Il a ignoré ses appels et est rentré directement chez lui, car en ce moment, seul le travail pouvait le distraire de toutes les pensées et de la colère qui montaient en lui.
Jusqu'à ce que—
Il l'a vue entrer dans leur chambre, et dès que ses yeux ont rencontré les siens, il a pu clairement voir toutes les expressions, de l'abattement à la douleur, dans ses yeux. Il y avait une question dans ses yeux expressifs lui demandant : « Pourquoi lui fait-il ça ? Pourquoi joue-t-il avec ses émotions ? »
--Et la réponse était inconnue de lui aussi.
Il savait qu'il pourrait encore une fois regretter de l'avoir blessée. Mais pour le moment, il ne voulait aucune tierce personne dans son histoire d'amour avec Aamira, y compris sa FEMME FORCÉE.
Il a soupiré quand il a pensé à la façon dont il lui avait promis de ne plus la blesser, mais le seul regard de son Aamira, et il ne pouvait que blâmer Aarohi pour tout ce qui se passait dans leur vie.
Il ne peut pas faire ça !
Il ne peut pas être gentil avec elle, oubliant que quoi qu'il arrive, cela arrive à cause de ses propres problèmes personnels, où Advaith n'est nullement lié, et pourtant il est entraîné dedans !
Ses pensées ont été perturbées quand il ne l'a plus trouvée dans la chambre. Peut-être était-il trop occupé à faire face à son propre tumulte intérieur pour remarquer qu'elle était déjà sortie de leur chambre.
Soupirant, il s'est levé et est sorti sur le balcon pour prendre l'air frais, mais à la place, il l'a trouvée dans le jardin, se promenant paresseusement.
Vêtue d'un salwar blanc et d'un kameez noir avec une fine écharpe enroulée autour de ses épaules, elle marchait pieds nus sur l'herbe mouillée. Son visage brillait sous le clair de lune qu'Advaith pouvait voir clairement chacun de ses traits, même depuis le balcon de leur chambre au premier étage.
Il a essayé mais n'a pas pu détacher ses yeux d'elle, fragile et parfaite.
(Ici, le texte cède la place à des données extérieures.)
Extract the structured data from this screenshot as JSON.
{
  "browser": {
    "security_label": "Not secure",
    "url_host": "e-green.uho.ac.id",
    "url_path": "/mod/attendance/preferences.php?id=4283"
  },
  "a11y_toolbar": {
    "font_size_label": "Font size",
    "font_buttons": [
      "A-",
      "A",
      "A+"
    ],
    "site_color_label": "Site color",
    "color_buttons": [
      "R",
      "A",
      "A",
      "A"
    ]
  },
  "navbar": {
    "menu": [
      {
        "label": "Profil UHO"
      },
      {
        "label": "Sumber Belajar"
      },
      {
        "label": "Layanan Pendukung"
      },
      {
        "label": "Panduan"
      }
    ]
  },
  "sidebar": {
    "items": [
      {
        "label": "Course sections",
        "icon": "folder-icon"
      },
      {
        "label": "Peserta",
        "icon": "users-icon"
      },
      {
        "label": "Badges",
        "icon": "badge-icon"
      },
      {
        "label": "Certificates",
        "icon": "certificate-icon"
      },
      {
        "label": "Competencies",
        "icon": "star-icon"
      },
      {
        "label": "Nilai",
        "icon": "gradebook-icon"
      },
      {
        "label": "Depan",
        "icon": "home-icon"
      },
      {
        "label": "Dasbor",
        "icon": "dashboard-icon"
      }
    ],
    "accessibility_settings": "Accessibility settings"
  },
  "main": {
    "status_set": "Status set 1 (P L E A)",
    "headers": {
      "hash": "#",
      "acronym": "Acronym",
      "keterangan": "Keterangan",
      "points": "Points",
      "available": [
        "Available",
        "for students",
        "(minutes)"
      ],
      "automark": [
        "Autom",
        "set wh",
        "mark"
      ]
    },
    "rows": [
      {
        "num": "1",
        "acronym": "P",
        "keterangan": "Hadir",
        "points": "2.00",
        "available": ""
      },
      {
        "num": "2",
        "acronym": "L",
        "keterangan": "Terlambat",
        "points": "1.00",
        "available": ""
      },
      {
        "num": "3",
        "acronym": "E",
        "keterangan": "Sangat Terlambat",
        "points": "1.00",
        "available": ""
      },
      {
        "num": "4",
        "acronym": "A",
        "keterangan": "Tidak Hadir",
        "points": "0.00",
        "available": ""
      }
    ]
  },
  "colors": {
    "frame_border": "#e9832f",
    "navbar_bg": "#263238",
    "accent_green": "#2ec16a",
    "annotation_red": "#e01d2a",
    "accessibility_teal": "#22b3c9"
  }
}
Les froncements de sourcils sur son front étaient facilement visibles alors qu'elle marchait distraitement avec des milliers de pensées qui lui traversaient l'esprit.
Ses pensées ont été perturbées par l'appel et en recevant l'appel, il est retourné dans la chambre, mais pas avant d'avoir jeté un coup d'œil à elle pour la dernière fois.
Jardin :-
Elle leva les yeux vers le beau ciel étoilé, qui devenait maintenant sombre avec les nuages qui cachaient la lune, et un rire quitta sa bouche alors que ses lèvres se retroussaient du coin gauche en un triste sourire, avant que le traître ne s'échappe de ses beaux yeux en forme de biche.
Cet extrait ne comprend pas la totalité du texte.